From: Christian Borntraeger <borntraeger@de.ibm.com>
To: Linus Torvalds <torvalds@linux-foundation.org>,
"Kirill A. Shutemov" <kirill.shutemov@linux.intel.com>
Cc: "Huang, Ying" <ying.huang@intel.com>,
Rik van Riel <riel@redhat.com>, Michal Hocko <mhocko@suse.com>,
LKML <linux-kernel@vger.kernel.org>,
Michal Hocko <mhocko@kernel.org>,
Minchan Kim <minchan@kernel.org>,
Vinayak Menon <vinmenon@codeaurora.org>,
Mel Gorman <mgorman@suse.de>,
Andrew Morton <akpm@linux-foundation.org>, LKP <lkp@01.org>,
Dave Hansen <dave.hansen@linux.intel.com>,
Martin Schwidefsky <schwidefsky@de.ibm.com>,
linux-s390 <linux-s390@vger.kernel.org>
Subject: Re: [LKP] [lkp] [mm] 5c0a85fad9: unixbench.score -6.3% regression
Date: Tue, 14 Jun 2016 16:03:23 +0200 [thread overview]

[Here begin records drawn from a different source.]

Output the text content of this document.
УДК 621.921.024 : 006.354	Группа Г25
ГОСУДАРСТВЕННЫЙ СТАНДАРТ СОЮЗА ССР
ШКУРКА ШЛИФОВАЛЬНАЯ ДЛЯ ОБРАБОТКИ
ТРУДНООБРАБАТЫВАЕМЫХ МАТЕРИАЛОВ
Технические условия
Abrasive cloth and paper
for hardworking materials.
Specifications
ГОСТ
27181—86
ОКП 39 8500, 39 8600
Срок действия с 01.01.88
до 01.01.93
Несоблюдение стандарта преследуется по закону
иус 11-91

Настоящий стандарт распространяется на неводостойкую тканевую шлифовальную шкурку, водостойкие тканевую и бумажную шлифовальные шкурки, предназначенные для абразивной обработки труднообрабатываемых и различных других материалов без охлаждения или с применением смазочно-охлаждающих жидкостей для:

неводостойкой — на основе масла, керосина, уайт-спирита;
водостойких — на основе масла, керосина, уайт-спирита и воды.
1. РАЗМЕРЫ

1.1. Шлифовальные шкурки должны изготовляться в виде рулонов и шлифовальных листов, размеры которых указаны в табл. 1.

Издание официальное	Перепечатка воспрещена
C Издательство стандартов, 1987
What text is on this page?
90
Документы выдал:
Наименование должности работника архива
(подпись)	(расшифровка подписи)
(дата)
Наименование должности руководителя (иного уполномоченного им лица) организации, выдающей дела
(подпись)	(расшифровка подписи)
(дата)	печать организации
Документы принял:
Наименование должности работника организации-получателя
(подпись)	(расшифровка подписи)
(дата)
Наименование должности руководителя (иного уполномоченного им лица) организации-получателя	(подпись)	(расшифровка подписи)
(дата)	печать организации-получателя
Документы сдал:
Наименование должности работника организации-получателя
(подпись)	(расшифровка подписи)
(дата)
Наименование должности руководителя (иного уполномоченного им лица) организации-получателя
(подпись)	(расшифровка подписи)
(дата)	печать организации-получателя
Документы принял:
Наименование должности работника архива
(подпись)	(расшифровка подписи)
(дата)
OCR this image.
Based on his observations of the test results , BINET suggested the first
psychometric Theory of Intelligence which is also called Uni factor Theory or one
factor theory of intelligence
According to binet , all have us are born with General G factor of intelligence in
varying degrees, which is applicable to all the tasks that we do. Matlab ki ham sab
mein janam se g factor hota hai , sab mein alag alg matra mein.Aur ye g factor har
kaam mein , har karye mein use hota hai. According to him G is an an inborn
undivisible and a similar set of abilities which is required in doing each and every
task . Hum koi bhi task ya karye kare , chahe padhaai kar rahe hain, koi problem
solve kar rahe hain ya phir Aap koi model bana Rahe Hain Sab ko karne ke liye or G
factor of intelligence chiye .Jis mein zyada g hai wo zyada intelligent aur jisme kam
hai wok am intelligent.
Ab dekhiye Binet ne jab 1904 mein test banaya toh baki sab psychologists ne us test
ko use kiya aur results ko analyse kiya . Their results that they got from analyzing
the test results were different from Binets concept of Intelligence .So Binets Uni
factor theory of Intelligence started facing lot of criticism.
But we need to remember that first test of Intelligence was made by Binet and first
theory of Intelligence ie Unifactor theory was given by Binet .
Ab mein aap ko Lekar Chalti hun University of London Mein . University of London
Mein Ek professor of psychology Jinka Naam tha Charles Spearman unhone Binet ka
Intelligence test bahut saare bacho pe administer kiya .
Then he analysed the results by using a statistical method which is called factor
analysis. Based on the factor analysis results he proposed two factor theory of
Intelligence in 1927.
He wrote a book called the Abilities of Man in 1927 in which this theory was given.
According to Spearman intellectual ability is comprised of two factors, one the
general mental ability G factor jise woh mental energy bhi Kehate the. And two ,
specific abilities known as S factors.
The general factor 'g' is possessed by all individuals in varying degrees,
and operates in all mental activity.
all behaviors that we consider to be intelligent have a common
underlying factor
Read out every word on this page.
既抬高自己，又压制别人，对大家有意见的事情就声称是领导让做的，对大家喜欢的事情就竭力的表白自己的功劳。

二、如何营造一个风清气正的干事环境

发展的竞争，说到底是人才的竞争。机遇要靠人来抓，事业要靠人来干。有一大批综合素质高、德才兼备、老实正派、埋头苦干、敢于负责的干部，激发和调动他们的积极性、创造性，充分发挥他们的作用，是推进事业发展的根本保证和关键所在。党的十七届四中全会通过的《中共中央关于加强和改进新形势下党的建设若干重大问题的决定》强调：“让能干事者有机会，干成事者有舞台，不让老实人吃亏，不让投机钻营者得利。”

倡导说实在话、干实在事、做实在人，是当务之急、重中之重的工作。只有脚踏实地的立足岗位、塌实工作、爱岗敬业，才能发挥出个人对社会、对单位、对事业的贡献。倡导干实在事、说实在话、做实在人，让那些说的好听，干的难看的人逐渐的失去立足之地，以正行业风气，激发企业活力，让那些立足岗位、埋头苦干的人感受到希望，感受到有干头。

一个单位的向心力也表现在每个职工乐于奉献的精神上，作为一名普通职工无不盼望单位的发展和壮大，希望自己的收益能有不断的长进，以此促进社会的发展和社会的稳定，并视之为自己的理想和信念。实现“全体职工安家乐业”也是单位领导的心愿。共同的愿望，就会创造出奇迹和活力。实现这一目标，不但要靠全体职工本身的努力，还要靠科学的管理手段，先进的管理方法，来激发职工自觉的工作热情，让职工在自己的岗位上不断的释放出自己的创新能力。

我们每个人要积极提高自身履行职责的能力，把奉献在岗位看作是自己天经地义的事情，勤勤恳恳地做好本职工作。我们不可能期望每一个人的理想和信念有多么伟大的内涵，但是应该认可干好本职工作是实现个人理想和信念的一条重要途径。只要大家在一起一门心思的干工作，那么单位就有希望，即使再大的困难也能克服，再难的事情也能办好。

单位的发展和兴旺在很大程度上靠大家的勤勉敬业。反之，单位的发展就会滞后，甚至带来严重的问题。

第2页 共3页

Message-ID: <57600EAB.9030000@de.ibm.com> (raw)
In-Reply-To: <CA+55aFx2TdqHW5VvirF-fAe4rRtSKK6BH06LyN4Ma3Q7ifJkxA@mail.gmail.com>
On 06/14/2016 08:11 AM, Linus Torvalds wrote:
> On Mon, Jun 13, 2016 at 5:52 AM, Kirill A. Shutemov
> <kirill.shutemov@linux.intel.com> wrote:
>> On Sat, Jun 11, 2016 at 06:02:57PM -0700, Linus Torvalds wrote:
>>>
>>> I've timed it at over a thousand cycles on at least some CPU's, but
>>> that's still peanuts compared to a real page fault. It shouldn't be
>>> *that* noticeable, ie no way it's a 6% regression on its own.
>>
>> Looks like setting accessed bit is the problem.
>
> Ok. I've definitely seen it as an issue, but never to the point of
> several percent on a real benchmark that wasn't explicitly testing
> that cost.
>
> I reported the excessive dirty/accessed bit cost to Intel back in the
> P4 days, but it's apparently not been high enough for anybody to care.
>
>> We spend 36% more time in page walk only, about 1% of total userspace time.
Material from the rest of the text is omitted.